Elijah appears in the Bible’s First Book of Kings where we learn of his stern warnings to corrupt political leaders, his exile, his assorted miracles, and his showdown against almost a thousand idolatrous prophets. In rabbinic literature, Elijah is a shapeshifter, a master of disguise, a miracle worker. When a person is kind to Elijah dressed as a beggar, goodness follows. Elijah never dies in the Bible. He rises to heaven in a whirlwind and is said to return to earth to be with us at circumcisions (and baby namings), the end of Shabbat at the ceremony of Havdalah, and of course, the Passover seder, where he slips in wearing his invisible cloak to visit Jewish families and drops by for a sip of wine.

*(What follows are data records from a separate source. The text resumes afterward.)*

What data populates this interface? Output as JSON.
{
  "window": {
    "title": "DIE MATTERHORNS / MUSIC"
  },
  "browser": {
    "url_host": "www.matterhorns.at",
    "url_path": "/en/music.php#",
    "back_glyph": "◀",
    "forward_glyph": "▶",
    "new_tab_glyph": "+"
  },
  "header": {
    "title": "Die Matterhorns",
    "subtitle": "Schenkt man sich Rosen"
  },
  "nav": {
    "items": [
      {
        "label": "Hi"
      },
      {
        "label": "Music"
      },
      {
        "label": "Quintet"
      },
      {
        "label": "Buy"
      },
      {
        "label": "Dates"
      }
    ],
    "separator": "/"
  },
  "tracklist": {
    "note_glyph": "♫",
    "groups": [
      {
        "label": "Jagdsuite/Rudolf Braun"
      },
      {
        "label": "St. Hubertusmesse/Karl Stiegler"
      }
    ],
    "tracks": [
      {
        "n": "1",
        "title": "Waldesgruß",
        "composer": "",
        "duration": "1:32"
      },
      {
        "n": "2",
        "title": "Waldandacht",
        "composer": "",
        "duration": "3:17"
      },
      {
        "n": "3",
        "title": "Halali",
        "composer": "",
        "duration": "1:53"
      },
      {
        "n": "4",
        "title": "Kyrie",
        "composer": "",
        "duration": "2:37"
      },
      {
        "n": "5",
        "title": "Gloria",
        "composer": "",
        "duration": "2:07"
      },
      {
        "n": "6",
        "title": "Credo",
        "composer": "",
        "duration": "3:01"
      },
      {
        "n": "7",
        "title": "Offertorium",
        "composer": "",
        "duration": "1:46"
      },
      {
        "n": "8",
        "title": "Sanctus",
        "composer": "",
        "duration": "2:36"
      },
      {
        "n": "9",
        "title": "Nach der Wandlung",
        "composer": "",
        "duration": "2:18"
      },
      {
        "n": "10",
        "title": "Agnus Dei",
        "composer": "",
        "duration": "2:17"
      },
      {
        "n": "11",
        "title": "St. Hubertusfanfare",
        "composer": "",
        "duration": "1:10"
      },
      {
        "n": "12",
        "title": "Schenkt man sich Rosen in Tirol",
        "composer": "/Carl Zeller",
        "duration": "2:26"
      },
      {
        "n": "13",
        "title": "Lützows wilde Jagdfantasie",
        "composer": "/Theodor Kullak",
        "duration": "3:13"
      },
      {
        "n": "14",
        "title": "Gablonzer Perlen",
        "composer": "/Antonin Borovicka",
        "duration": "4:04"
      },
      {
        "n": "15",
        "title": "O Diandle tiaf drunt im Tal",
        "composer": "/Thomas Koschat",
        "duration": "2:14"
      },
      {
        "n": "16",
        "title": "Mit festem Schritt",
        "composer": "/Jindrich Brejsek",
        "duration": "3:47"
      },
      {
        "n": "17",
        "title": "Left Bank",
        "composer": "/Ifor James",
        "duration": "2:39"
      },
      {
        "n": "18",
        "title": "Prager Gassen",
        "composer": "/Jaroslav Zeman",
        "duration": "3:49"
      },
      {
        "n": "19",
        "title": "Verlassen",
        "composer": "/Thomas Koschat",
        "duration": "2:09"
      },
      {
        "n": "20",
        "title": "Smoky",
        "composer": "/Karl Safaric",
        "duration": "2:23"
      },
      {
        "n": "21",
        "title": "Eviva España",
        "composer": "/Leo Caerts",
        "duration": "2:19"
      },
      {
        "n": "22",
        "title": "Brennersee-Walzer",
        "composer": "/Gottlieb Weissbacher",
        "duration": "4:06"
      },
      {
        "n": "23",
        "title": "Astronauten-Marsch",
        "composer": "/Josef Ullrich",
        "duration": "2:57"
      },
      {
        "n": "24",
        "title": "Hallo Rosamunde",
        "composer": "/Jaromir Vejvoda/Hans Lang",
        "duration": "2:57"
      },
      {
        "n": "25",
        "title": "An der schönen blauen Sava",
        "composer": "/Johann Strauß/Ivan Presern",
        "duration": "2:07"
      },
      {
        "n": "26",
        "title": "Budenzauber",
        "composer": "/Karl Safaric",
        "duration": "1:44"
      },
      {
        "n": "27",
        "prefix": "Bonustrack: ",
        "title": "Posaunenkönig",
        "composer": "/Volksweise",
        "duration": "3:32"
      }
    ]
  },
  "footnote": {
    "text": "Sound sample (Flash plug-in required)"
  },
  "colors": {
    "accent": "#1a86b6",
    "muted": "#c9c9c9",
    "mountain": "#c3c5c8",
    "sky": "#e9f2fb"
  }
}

This year, in addition to an Elijah’s Cup, we could add another cup to represent all of the guests who are absent from our seder. I propose taking a cue from the 19th century Rabbi Naftali of Ropschitz who used to fill Elijah’s cup with drops from every guest’s own drink, symbolizing that redemption could only arrive when every soul added her or his special gift to the community. Pair Elijah’s cup with another goblet, and pass it around your Passover table. Have each member of your group add a drop of grape juice or wine or whatever you are drinking to the cup and mention someone you wish were at the seder and describe what their gifts are and how you would like to bring those gifts to the world.
When we open the door at last to welcome Elijah, we can breathe in clear air, wave at neighbors from a safe distance, and remind ourselves that better days can follow. In Jewish tradition, Elijah brings good news, and we could all use some of that right now.